The most popular folk art that is familiar to many people is Kalamkari. Often present on kurtis and sarees, Kalamkari is an ancient form of hand painting done on silk fabric or cotton. The common motifs in this style of art range from flowers, peacocks and paisleys to divine characters inspired by Hindu mythology. The process of making Kalamkari involved twenty-three steps starting from bleaching the fabric to drying and washing it. Today this art is practiced by many artisans in Andhra Pradesh which has been their source of livelihood for many generations.
Tribal art is also very popular in India owing to the diverse number of tribes in India and Gond art is one of them. This artform is rooted in the strong storytelling culture prevalent in the Gond community. Gond artwork is characterised by the presence of carefully drawn lines which often convey motion even in still images. Dots and dashes are also added to make the painting more detailed. The colours often used are white, red, blue and yellow which are usually derived from nature like charcoal, coloured soil, flowers and even cow dung. But Gond artists have switched to artificial colours due to the lack of natural colours.
Madhubani is another folk art which originated from the Mithila region in India. Painted with various objects like twigs, brushes and even fingers using natural dyes, these paintings are popular for their intricate and elaborate geometric patterns. These paintings have been said to originate from the women of the various communities residing in Mithila and constitutes a major chunk in exports. The subject of these paintings are usually people and their relationship with nature and scenes from Indian epics and often leave no space empty in the walls or the canvas they are painted on.

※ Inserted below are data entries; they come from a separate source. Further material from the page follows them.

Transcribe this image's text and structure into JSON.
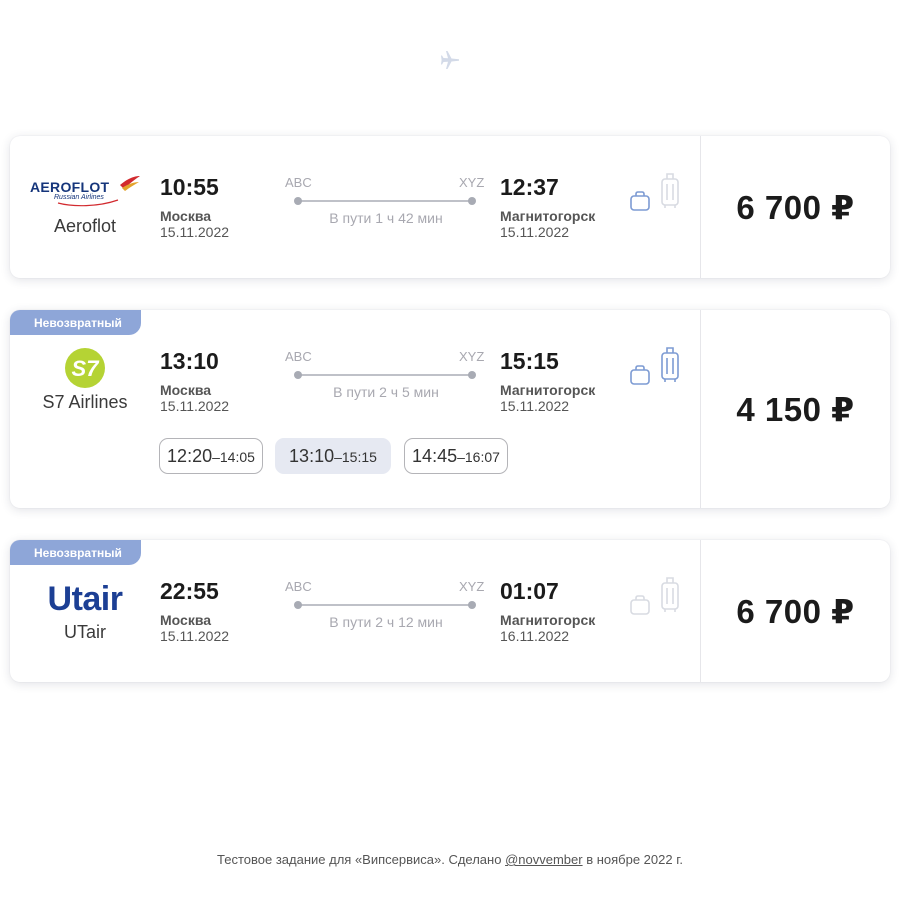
{
  "header": {
    "icon": "airplane-icon"
  },
  "flights": [
    {
      "airline": "Aeroflot",
      "logo": {
        "main": "AEROFLOT",
        "sub": "Russian Airlines"
      },
      "badge": "",
      "dep_time": "10:55",
      "dep_city": "Москва",
      "dep_date": "15.11.2022",
      "dep_code": "ABC",
      "arr_time": "12:37",
      "arr_city": "Магнитогорск",
      "arr_date": "15.11.2022",
      "arr_code": "XYZ",
      "duration": "В пути 1 ч 42 мин",
      "hand_luggage": true,
      "baggage": false,
      "price": "6 700 ₽"
    },
    {
      "airline": "S7 Airlines",
      "logo": {
        "main": "S7"
      },
      "badge": "Невозвратный",
      "dep_time": "13:10",
      "dep_city": "Москва",
      "dep_date": "15.11.2022",
      "dep_code": "ABC",
      "arr_time": "15:15",
      "arr_city": "Магнитогорск",
      "arr_date": "15.11.2022",
      "arr_code": "XYZ",
      "duration": "В пути 2 ч 5 мин",
      "hand_luggage": true,
      "baggage": true,
      "price": "4 150 ₽",
      "time_options": [
        {
          "dep": "12:20",
          "sep": "–",
          "arr": "14:05",
          "selected": false
        },
        {
          "dep": "13:10",
          "sep": "–",
          "arr": "15:15",
          "selected": true
        },
        {
          "dep": "14:45",
          "sep": "–",
          "arr": "16:07",
          "selected": false
        }
      ]
    },
    {
      "airline": "UTair",
      "logo": {
        "main": "Utair"
      },
      "badge": "Невозвратный",
      "dep_time": "22:55",
      "dep_city": "Москва",
      "dep_date": "15.11.2022",
      "dep_code": "ABC",
      "arr_time": "01:07",
      "arr_city": "Магнитогорск",
      "arr_date": "16.11.2022",
      "arr_code": "XYZ",
      "duration": "В пути 2 ч 12 мин",
      "hand_luggage": false,
      "baggage": false,
      "price": "6 700 ₽"
    }
  ],
  "footer": {
    "text_before": "Тестовое задание для «Випсервиса». Сделано ",
    "link": "@novvember",
    "text_after": " в ноябре 2022 г."
  },
  "colors": {
    "accent": "#8ea6d8",
    "icon_active": "#7d9bd3",
    "icon_inactive": "#d8dbe2",
    "s7_green": "#b5d334",
    "utair_blue": "#1c3f94"
  }
}
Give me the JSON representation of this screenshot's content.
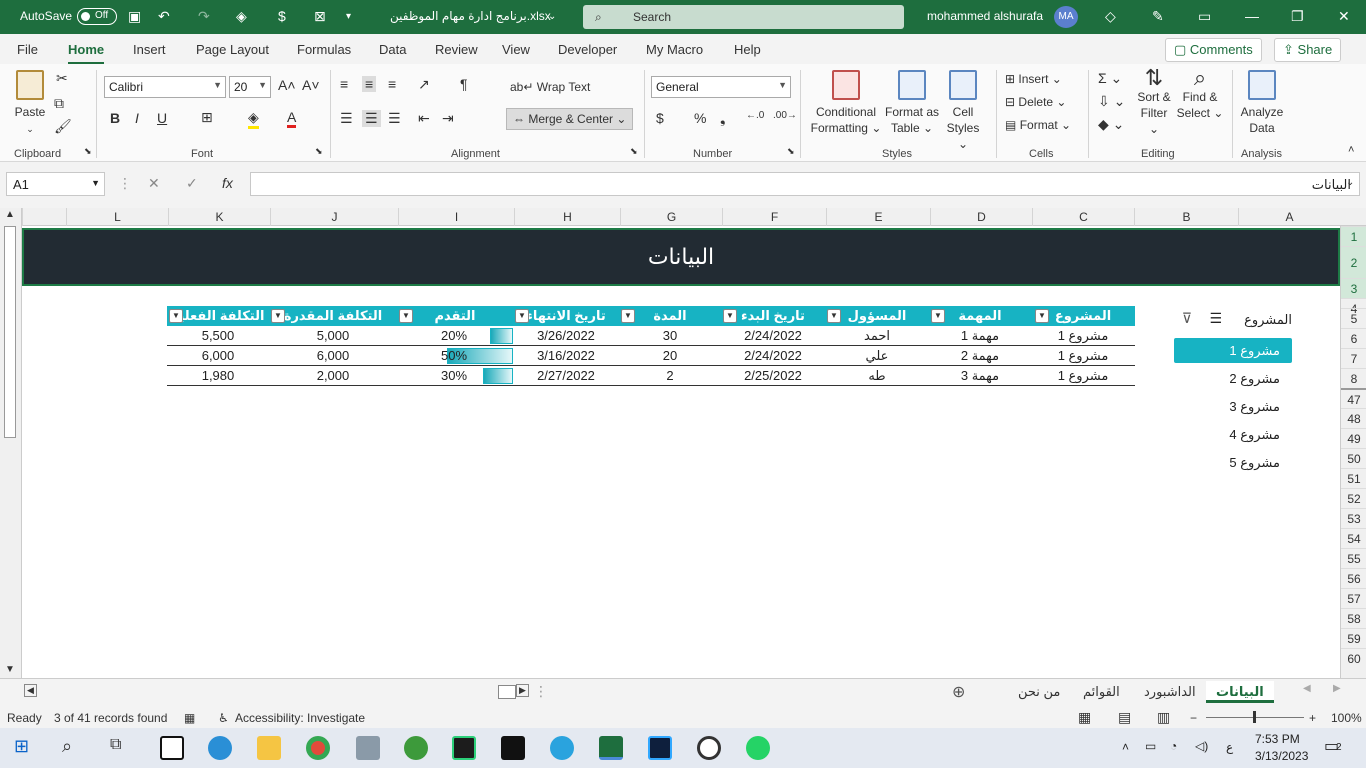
{
  "titlebar": {
    "autosave_label": "AutoSave",
    "autosave_state": "Off",
    "filename": "برنامج ادارة مهام الموظفين.xlsx",
    "search_placeholder": "Search",
    "user_name": "mohammed alshurafa",
    "user_initials": "MA"
  },
  "menu": {
    "items": [
      "File",
      "Home",
      "Insert",
      "Page Layout",
      "Formulas",
      "Data",
      "Review",
      "View",
      "Developer",
      "My Macro",
      "Help"
    ],
    "comments_label": "Comments",
    "share_label": "Share"
  },
  "ribbon": {
    "clipboard": {
      "paste": "Paste",
      "group": "Clipboard"
    },
    "font": {
      "name": "Calibri",
      "size": "20",
      "bold": "B",
      "italic": "I",
      "underline": "U",
      "group": "Font"
    },
    "alignment": {
      "wrap_text": "Wrap Text",
      "merge_center": "Merge & Center",
      "group": "Alignment"
    },
    "number": {
      "format": "General",
      "group": "Number"
    },
    "styles": {
      "conditional_1": "Conditional",
      "conditional_2": "Formatting",
      "format_table_1": "Format as",
      "format_table_2": "Table",
      "cell_styles_1": "Cell",
      "cell_styles_2": "Styles",
      "group": "Styles"
    },
    "cells": {
      "insert": "Insert",
      "delete": "Delete",
      "format": "Format",
      "group": "Cells"
    },
    "editing": {
      "sort_1": "Sort &",
      "sort_2": "Filter",
      "find_1": "Find &",
      "find_2": "Select",
      "group": "Editing"
    },
    "analysis": {
      "analyze_1": "Analyze",
      "analyze_2": "Data",
      "group": "Analysis"
    }
  },
  "formula_bar": {
    "name_box": "A1",
    "fx": "fx",
    "value": "البيانات"
  },
  "columns": [
    "L",
    "K",
    "J",
    "I",
    "H",
    "G",
    "F",
    "E",
    "D",
    "C",
    "B",
    "A"
  ],
  "rows": [
    "1",
    "2",
    "3",
    "4",
    "5",
    "6",
    "7",
    "8",
    "47",
    "48",
    "49",
    "50",
    "51",
    "52",
    "53",
    "54",
    "55",
    "56",
    "57",
    "58",
    "59",
    "60"
  ],
  "banner_title": "البيانات",
  "table": {
    "headers": [
      "المشروع",
      "المهمة",
      "المسؤول",
      "تاريخ البدء",
      "المدة",
      "تاريخ الانتهاء",
      "التقدم",
      "التكلفة المقدرة",
      "التكلفة الفعلية"
    ],
    "rows": [
      {
        "project": "مشروع 1",
        "task": "مهمة 1",
        "owner": "احمد",
        "start": "2/24/2022",
        "duration": "30",
        "end": "3/26/2022",
        "progress": "20%",
        "progress_value": 0.2,
        "estimated": "5,000",
        "actual": "5,500"
      },
      {
        "project": "مشروع 1",
        "task": "مهمة 2",
        "owner": "علي",
        "start": "2/24/2022",
        "duration": "20",
        "end": "3/16/2022",
        "progress": "50%",
        "progress_value": 0.5,
        "estimated": "6,000",
        "actual": "6,000"
      },
      {
        "project": "مشروع 1",
        "task": "مهمة 3",
        "owner": "طه",
        "start": "2/25/2022",
        "duration": "2",
        "end": "2/27/2022",
        "progress": "30%",
        "progress_value": 0.3,
        "estimated": "2,000",
        "actual": "1,980"
      }
    ]
  },
  "slicer": {
    "title": "المشروع",
    "items": [
      "مشروع 1",
      "مشروع 2",
      "مشروع 3",
      "مشروع 4",
      "مشروع 5"
    ],
    "selected": "مشروع 1"
  },
  "sheet_tabs": [
    "البيانات",
    "الداشبورد",
    "القوائم",
    "من نحن"
  ],
  "status": {
    "ready": "Ready",
    "records": "3 of 41 records found",
    "accessibility": "Accessibility: Investigate",
    "zoom": "100%"
  },
  "taskbar": {
    "time": "7:53 PM",
    "date": "3/13/2023",
    "lang": "ع",
    "notifications": "2"
  },
  "colors": {
    "excel_green": "#1e6e3e",
    "table_header": "#17b3c3",
    "banner_bg": "#222b33"
  }
}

Warli painting is a style of tribal art that originated in Maharashtra and is still practiced there. These paintings are not complicated in the sense that they use only three shapes – circle, triangle and square. The central theme of these paintings are activities like hunting, fishing and farming, followed by the presence of various animals and trees. Dances and festivals are also a common theme in these paintings. Warli painting uses only one colour – white, which is a mixture of rice paste and water.
Inspired by a deep historical and cultural heritage, today’s artists have been trying to translate traditional folk and tribal art into contemporary spaces – be it clothes or interior designing. The inspiration to create art is everywhere and in a country like India, it can be found even in the most remote corner of the country, standing testament to the fact the Indians have always appreciated art in its diverse forms and will continue to do so.